А ты, мама, набирайся опыта, прежде чем ответить Сытину, сходи и узнай у Вольфа, сколько он даст, узнай его условия, а тогда уж решай.
Я схожу, Леля, как ты советуешь, но и то, что дают, не так уж плохо, лучше, чем ничего. Я слишком научена горьким опытом, чтобы не схватиться за издателя, который с удовольствием будет издавать мои вещи. Он также пишет, что хочет издать мою «Подружку». Это тоже чего-нибудь да стоит.
Мама, а почему бы тебе не обратиться в «Знание», и платят, говорят, очень хорошо, а уж об известности и говорить нечего. Вот Леониду Андрееву стоило опубликовать первую книжку в «Знании», а разговору на всю Россию. А ведь только вчера был безвестным судебным репортером.
Пожалуй, завтра и пойду по издателям. Может, что-нибудь и выйдет. А уж книгу рассказов непременно отнесу в «Знание». А если уж не примут, то придется издавать на свой счет. А Леониду Андрееву действительно здорово повезло, его рассказ «Бездна» вызвал целую бурю яростных нападок и восторженных оценок. А ты читал, как графиня Толстая, жена Льва Толстого, напечатала в газете возмущенное письмо, в котором выражала протест против публикации столь безнравственного рассказа. Мне тоже кажется, что рассказ стоило бы смягчить, как-то переделать...
А зачем? Стоит смягчить, как-то переделать, и получится нечто совсем другое, подчас далекое от авторского замысла. Вот, мама, я прочитал папино письмо, ты давала мне читать, в котором он сообщает, что, переписывая твоих «Выборщиков», он что-то переделывал на свой лад...

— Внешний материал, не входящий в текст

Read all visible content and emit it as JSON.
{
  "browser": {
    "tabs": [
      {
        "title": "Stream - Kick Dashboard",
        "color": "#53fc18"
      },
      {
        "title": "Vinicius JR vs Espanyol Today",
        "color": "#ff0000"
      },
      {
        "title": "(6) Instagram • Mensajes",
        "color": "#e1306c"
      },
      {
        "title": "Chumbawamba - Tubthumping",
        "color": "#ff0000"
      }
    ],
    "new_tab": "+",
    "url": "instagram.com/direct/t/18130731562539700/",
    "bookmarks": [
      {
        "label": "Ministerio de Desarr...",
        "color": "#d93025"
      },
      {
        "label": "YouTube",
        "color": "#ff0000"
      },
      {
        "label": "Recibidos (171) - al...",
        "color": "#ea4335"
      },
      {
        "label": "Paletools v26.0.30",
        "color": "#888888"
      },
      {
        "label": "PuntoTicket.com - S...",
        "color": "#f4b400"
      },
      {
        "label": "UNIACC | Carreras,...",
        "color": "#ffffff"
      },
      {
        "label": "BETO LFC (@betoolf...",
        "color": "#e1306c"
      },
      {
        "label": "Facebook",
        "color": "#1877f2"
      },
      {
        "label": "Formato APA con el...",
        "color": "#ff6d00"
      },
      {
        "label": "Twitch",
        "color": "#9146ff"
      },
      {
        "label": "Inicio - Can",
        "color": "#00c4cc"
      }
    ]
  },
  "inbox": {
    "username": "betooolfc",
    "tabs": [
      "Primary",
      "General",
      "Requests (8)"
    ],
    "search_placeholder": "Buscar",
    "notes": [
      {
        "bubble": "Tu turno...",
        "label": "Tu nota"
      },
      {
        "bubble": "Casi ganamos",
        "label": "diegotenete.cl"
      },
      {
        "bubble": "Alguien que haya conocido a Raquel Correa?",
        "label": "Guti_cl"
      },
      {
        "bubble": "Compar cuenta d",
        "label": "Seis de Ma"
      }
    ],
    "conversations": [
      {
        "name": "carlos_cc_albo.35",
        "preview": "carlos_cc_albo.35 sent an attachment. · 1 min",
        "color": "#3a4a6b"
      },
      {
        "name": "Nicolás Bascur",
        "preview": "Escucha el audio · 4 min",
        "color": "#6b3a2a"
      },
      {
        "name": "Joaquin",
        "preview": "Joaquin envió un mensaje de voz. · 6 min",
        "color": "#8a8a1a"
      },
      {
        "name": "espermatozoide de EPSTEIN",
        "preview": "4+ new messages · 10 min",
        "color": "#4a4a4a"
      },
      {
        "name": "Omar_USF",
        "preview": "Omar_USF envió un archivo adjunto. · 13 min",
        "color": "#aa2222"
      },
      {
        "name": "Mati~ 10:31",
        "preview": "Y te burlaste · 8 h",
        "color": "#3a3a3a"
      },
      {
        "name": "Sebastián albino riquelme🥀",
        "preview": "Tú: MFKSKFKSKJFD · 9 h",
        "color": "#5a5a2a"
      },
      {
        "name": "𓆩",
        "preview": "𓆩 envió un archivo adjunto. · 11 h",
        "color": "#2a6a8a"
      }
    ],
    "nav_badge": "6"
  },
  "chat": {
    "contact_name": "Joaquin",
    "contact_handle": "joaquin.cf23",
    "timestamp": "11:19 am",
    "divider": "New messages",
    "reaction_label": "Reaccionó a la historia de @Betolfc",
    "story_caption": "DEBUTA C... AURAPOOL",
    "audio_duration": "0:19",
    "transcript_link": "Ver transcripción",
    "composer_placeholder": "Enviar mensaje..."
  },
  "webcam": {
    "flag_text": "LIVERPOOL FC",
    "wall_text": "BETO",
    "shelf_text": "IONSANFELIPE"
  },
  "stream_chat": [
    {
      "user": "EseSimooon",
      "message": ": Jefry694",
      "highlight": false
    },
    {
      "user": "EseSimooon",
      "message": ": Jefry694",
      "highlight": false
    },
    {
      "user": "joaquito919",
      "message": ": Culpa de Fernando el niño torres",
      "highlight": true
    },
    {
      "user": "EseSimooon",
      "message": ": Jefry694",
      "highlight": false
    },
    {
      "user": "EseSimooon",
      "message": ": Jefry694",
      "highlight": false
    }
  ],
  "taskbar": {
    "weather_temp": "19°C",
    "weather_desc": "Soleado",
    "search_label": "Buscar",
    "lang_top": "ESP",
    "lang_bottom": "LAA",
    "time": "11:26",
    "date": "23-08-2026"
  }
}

Ну и что? Это не вредит делу...
Да как же не вредит? Нельзя никому делать поправки в художественном произведении, ведь это лишает его индивидуальности.
Да нет, он крайне осторожен с поправками, боясь именно повредить индивидуальности. Ты, безусловно, прав, если посмотреть на это со стороны, так сказать, вообще, но у нас уж так сложилось, что он все читает, что я напишу, и делает свои замечания, а иной раз и переписывает, внося свои исправления. Это не лишает меня ни самостоятельности, ни индивидуальности, зато становятся виднее мои недостатки и просчеты.
А в редакции «Читальни народной школы» ты была? Что там сказали? Алексей незаметно перевел разговор на другую тему.
Представь, там помнят мою «Няньку» и знают «Подружку». Редактор Морев очень лестно отозвался о «Подружке». Он не успел прочесть «Страшного солдата», и потому я опять пойду в редакцию во вторник. А «Кто кого перехитрил» он прочел и находит, что для редакции он не подходит, так как в нем есть сказочный элемент, которого они избегают. И я не могла с ним не согласиться. Действительно, сказочный элемент нежелателен для крестьянских детей, которые вокруг себя слышат разные предрассудки... Замечаешь, что я лишаюсь дара русской речи, это оттого, что я с утра до ночи слышу смесь французского с нижегородским у Комаровых. Вообще, должна тебе сказать, обращение его очень дружественное, даже почтительное, и как будто бы чуется, что моя работа в журнале желательна. Между прочим я сказала, что издаю новую книжку детских рассказов, и он сожалел, что я издам ее, не попробовав раньше поместить рассказы в журнале. Конечно, эти рассказы не годятся, по моему мнению, для «Читальни народной школы», хотя можно было бы выбрать некоторые и отделать, но это уже конченое дело. Пожалуй, надо будет что-нибудь написать для этого журнала.